18 Rijkdom en eer is bij Mij, duurachtig goed en gerechtigheid.
19 Mijn vrucht is beter dan uitgegraven goud, en dan dicht goud; en Mijn inkomen dan uitgelezen zilver.
20 Ik doe wandelen op den weg der gerechtigheid, in het midden van de paden des rechts;
21 Opdat Ik Mijn liefhebbers doe beerven dat bestendig is, en Ik zal hun schatkameren vervullen.
22 De HEERE bezat Mij in het beginsel Zijns wegs, voor Zijn werken, van toen aan.
23 Ik ben van eeuwigheid af gezalfd geweest; van den aanvang, van de oudheden der aarde aan.
24 Ik was geboren, als de afgronden nog niet waren, als nog geen fonteinen waren, zwaar van water;
25 Aleer de bergen ingevest waren, voor de heuvelen was Ik geboren.
26 Hij had de aarde nog niet gemaakt, noch de velden, noch de aanvang van de stofjes der wereld.

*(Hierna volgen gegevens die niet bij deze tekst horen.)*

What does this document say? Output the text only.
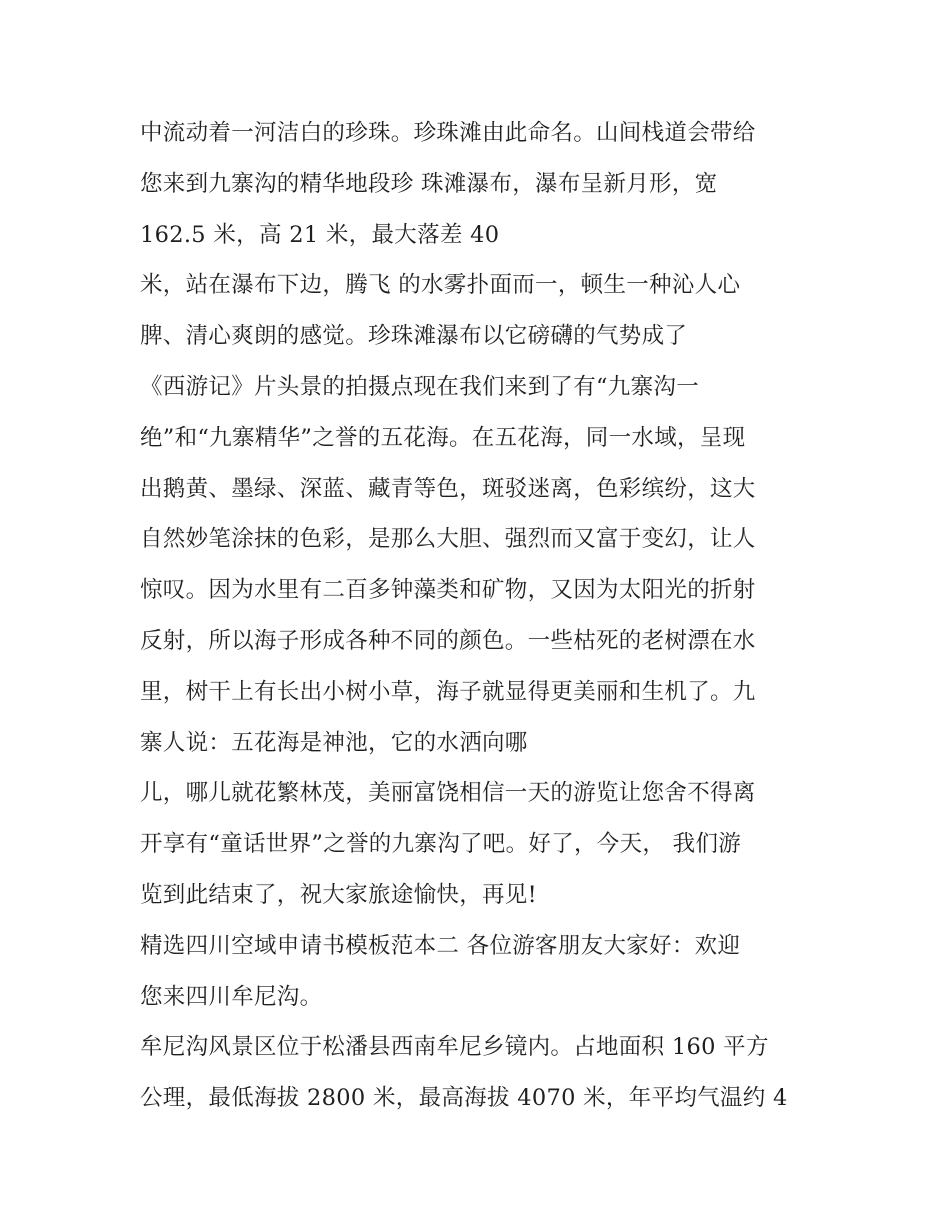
中流动着一河洁白的珍珠。珍珠滩由此命名。山间栈道会带给
您来到九寨沟的精华地段珍 珠滩瀑布，瀑布呈新月形，宽
162.5 米，高 21 米，最大落差 40
米，站在瀑布下边，腾飞 的水雾扑面而一，顿生一种沁人心
脾、清心爽朗的感觉。珍珠滩瀑布以它磅礴的气势成了
《西游记》片头景的拍摄点现在我们来到了有“九寨沟一
绝”和“九寨精华”之誉的五花海。在五花海，同一水域，呈现
出鹅黄、墨绿、深蓝、藏青等色，斑驳迷离，色彩缤纷，这大
自然妙笔涂抹的色彩，是那么大胆、强烈而又富于变幻，让人
惊叹。因为水里有二百多钟藻类和矿物，又因为太阳光的折射
反射，所以海子形成各种不同的颜色。一些枯死的老树漂在水
里，树干上有长出小树小草，海子就显得更美丽和生机了。九
寨人说：五花海是神池，它的水洒向哪
儿，哪儿就花繁林茂，美丽富饶相信一天的游览让您舍不得离
开享有“童话世界”之誉的九寨沟了吧。好了，今天， 我们游
览到此结束了，祝大家旅途愉快，再见!
精选四川空域申请书模板范本二 各位游客朋友大家好：欢迎
您来四川牟尼沟。
牟尼沟风景区位于松潘县西南牟尼乡镜内。占地面积 160 平方
公理，最低海拔 2800 米，最高海拔 4070 米，年平均气温约 4
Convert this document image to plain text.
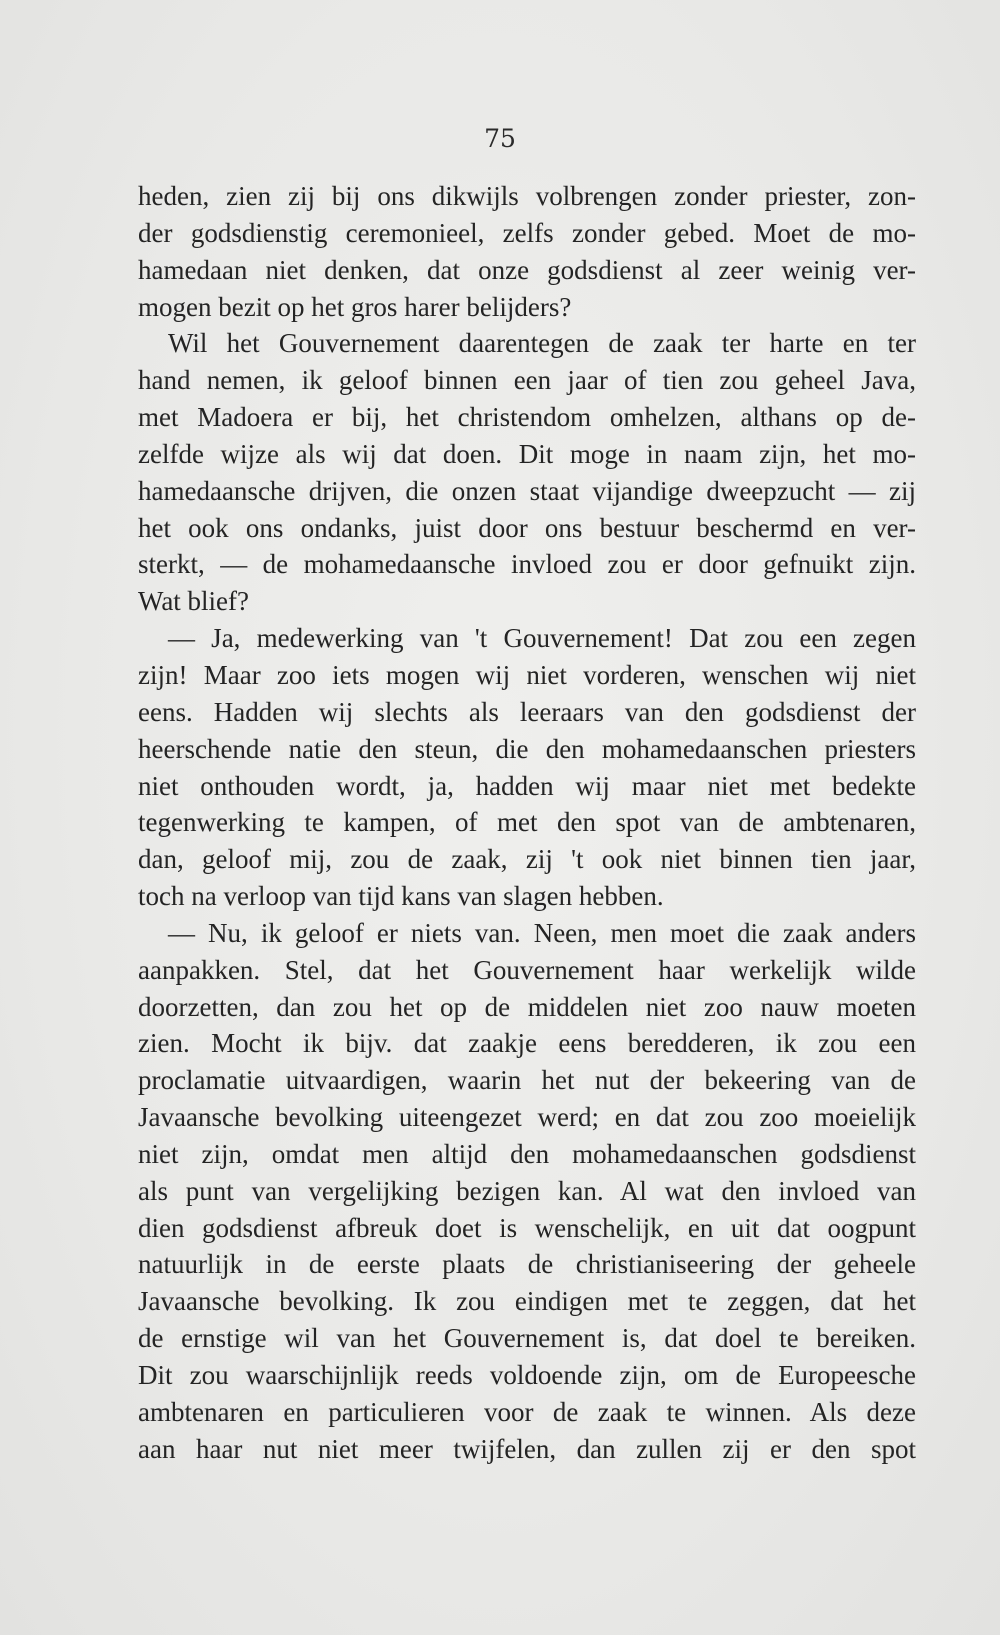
75

heden, zien zij bij ons dikwijls volbrengen zonder priester, zon-
der godsdienstig ceremonieel, zelfs zonder gebed. Moet de mo-
hamedaan niet denken, dat onze godsdienst al zeer weinig ver-
mogen bezit op het gros harer belijders?
Wil het Gouvernement daarentegen de zaak ter harte en ter
hand nemen, ik geloof binnen een jaar of tien zou geheel Java,
met Madoera er bij, het christendom omhelzen, althans op de-
zelfde wijze als wij dat doen. Dit moge in naam zijn, het mo-
hamedaansche drijven, die onzen staat vijandige dweepzucht — zij
het ook ons ondanks, juist door ons bestuur beschermd en ver-
sterkt, — de mohamedaansche invloed zou er door gefnuikt zijn.
Wat blief?
— Ja, medewerking van 't Gouvernement! Dat zou een zegen
zijn! Maar zoo iets mogen wij niet vorderen, wenschen wij niet
eens. Hadden wij slechts als leeraars van den godsdienst der
heerschende natie den steun, die den mohamedaanschen priesters
niet onthouden wordt, ja, hadden wij maar niet met bedekte
tegenwerking te kampen, of met den spot van de ambtenaren,
dan, geloof mij, zou de zaak, zij 't ook niet binnen tien jaar,
toch na verloop van tijd kans van slagen hebben.
— Nu, ik geloof er niets van. Neen, men moet die zaak anders
aanpakken. Stel, dat het Gouvernement haar werkelijk wilde
doorzetten, dan zou het op de middelen niet zoo nauw moeten
zien. Mocht ik bijv. dat zaakje eens beredderen, ik zou een
proclamatie uitvaardigen, waarin het nut der bekeering van de
Javaansche bevolking uiteengezet werd; en dat zou zoo moeielijk
niet zijn, omdat men altijd den mohamedaanschen godsdienst
als punt van vergelijking bezigen kan. Al wat den invloed van
dien godsdienst afbreuk doet is wenschelijk, en uit dat oogpunt
natuurlijk in de eerste plaats de christianiseering der geheele
Javaansche bevolking. Ik zou eindigen met te zeggen, dat het
de ernstige wil van het Gouvernement is, dat doel te bereiken.
Dit zou waarschijnlijk reeds voldoende zijn, om de Europeesche
ambtenaren en particulieren voor de zaak te winnen. Als deze
aan haar nut niet meer twijfelen, dan zullen zij er den spot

27 Toen Hij de hemelen bereidde, was Ik daar; toen Hij een cirkel over het vlakke des afgronds beschreef;
28 Toen Hij de opperwolken van boven vestigde; toen Hij de fonteinen des afgronds vastmaakte;
29 Toen Hij der zee haar perk zette, opdat de wateren Zijn bevel niet zouden overtreden; toen Hij de grondvesten der aarde stelde;
30 Toen was Ik een voedsterling bij Hem, en Ik was dagelijks Zijn vermakingen, te aller tijd voor Zijn aangezicht spelende;
31 Spelende in de wereld Zijns aardrijks, en Mijn vermakingen zijn met de mensenkinderen.
32 Nu dan, kinderen! hoort naar Mij; want welgelukzalig zijn zij, die Mijn wegen bewaren.
33 Hoort de tucht, en wordt wijs, en verwerpt die niet.
34 Welgelukzalig is de mens, die naar Mij hoort, dagelijks wakende aan Mijn poorten, waarnemende de posten Mijner deuren.
35 Want die Mij vindt, vindt het leven, en trekt een welgevallen van den HEERE.
36 Maar die tegen Mij zondigt, doet zijn ziel geweld aan; allen, die Mij haten, hebben den dood lief.